Spring New Zealand Lamb
Lamb will vary in taste and texture, according to the age of the animal and the type of pasture it was grazed on. Spring New Zealand Lamb is available from early Spring until the Summer. It is very tender and has a more refined flavour as it has not had as much time to graze. New season spring New Zealand lamb should be cooked simply so the delicate taste is not overpowered. It is later in the year that lamb acquires a stronger more robust taste.
Young lambs depend on milk from their mothers to get their vital nutrients however they will start to feed on grass after about three to four weeks of age. Most early spring lamb you will see in the shops are reared almost entirely from grass.
Early season lambs have a softer whiter fat. This fat coverage is important as a small quantity in the cooking enhances the succulence and overall flavour of the lamb during cooking. Later in the year the rate at which the grass grows slows down and this change leads to more variable types of meat and surrounding fat.

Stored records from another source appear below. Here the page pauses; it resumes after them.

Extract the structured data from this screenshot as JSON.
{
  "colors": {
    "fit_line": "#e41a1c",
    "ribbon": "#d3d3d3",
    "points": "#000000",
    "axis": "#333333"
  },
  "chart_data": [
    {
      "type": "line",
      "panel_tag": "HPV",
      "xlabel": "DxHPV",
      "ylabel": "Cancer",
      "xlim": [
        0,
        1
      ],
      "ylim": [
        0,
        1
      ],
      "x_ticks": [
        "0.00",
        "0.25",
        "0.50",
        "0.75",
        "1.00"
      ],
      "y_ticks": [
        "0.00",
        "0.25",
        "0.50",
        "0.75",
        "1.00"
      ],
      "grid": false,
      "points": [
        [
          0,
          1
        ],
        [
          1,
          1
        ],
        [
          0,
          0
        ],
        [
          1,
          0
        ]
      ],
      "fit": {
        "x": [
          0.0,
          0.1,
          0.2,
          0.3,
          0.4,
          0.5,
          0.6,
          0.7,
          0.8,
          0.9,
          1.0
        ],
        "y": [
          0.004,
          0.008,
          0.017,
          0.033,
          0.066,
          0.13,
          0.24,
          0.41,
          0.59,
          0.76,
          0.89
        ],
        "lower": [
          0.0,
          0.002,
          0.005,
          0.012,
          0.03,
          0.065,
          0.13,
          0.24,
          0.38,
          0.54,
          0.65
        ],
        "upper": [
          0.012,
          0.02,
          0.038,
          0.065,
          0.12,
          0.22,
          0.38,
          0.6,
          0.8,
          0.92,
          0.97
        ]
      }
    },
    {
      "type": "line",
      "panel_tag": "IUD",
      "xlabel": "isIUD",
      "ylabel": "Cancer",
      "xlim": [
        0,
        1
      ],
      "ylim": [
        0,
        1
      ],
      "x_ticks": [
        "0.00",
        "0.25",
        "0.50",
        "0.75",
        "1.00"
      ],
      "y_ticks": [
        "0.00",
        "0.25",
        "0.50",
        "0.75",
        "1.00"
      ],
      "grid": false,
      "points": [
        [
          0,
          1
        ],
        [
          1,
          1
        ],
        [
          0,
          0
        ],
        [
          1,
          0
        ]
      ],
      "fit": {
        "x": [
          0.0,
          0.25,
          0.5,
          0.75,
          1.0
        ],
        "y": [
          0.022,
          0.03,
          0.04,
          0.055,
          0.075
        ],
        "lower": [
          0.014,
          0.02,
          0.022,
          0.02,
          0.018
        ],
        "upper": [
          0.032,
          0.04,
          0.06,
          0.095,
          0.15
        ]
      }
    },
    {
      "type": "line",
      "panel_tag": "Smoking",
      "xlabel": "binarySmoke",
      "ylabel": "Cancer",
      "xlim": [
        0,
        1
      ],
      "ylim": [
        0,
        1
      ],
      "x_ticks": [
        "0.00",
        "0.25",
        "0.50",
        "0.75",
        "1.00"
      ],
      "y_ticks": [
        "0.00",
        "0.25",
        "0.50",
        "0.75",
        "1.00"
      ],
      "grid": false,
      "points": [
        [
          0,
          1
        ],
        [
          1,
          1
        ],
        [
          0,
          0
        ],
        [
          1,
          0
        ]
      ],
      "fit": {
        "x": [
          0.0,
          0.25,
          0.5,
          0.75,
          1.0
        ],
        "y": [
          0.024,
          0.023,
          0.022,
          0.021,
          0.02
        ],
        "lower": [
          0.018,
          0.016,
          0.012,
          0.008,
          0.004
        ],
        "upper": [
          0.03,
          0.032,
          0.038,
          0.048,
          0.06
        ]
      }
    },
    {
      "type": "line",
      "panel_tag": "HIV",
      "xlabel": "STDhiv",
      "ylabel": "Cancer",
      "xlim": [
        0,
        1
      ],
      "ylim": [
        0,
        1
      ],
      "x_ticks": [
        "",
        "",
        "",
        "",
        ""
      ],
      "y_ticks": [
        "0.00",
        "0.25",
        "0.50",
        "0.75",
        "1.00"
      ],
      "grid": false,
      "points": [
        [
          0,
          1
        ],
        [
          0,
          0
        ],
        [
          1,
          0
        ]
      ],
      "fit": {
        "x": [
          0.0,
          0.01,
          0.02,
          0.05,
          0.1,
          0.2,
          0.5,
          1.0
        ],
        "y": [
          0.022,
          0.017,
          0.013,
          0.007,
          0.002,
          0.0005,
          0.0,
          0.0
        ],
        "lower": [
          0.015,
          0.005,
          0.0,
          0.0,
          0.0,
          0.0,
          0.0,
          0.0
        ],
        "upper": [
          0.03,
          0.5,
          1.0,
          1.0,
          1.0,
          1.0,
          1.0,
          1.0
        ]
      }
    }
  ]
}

The popularity of spring lamb is due to its delicate flavour and succulent, tender texture. The younger the animal is the more tender the meat and milder the flavour with a hint of sweetness. The meat from younger animals will be paler getting darker as the animal ages. When cooking your spring lamb try not to add too many other flavours apart from a bit of seasoning. Around Easter Spring New Zealand Lamb makes the ideal roast.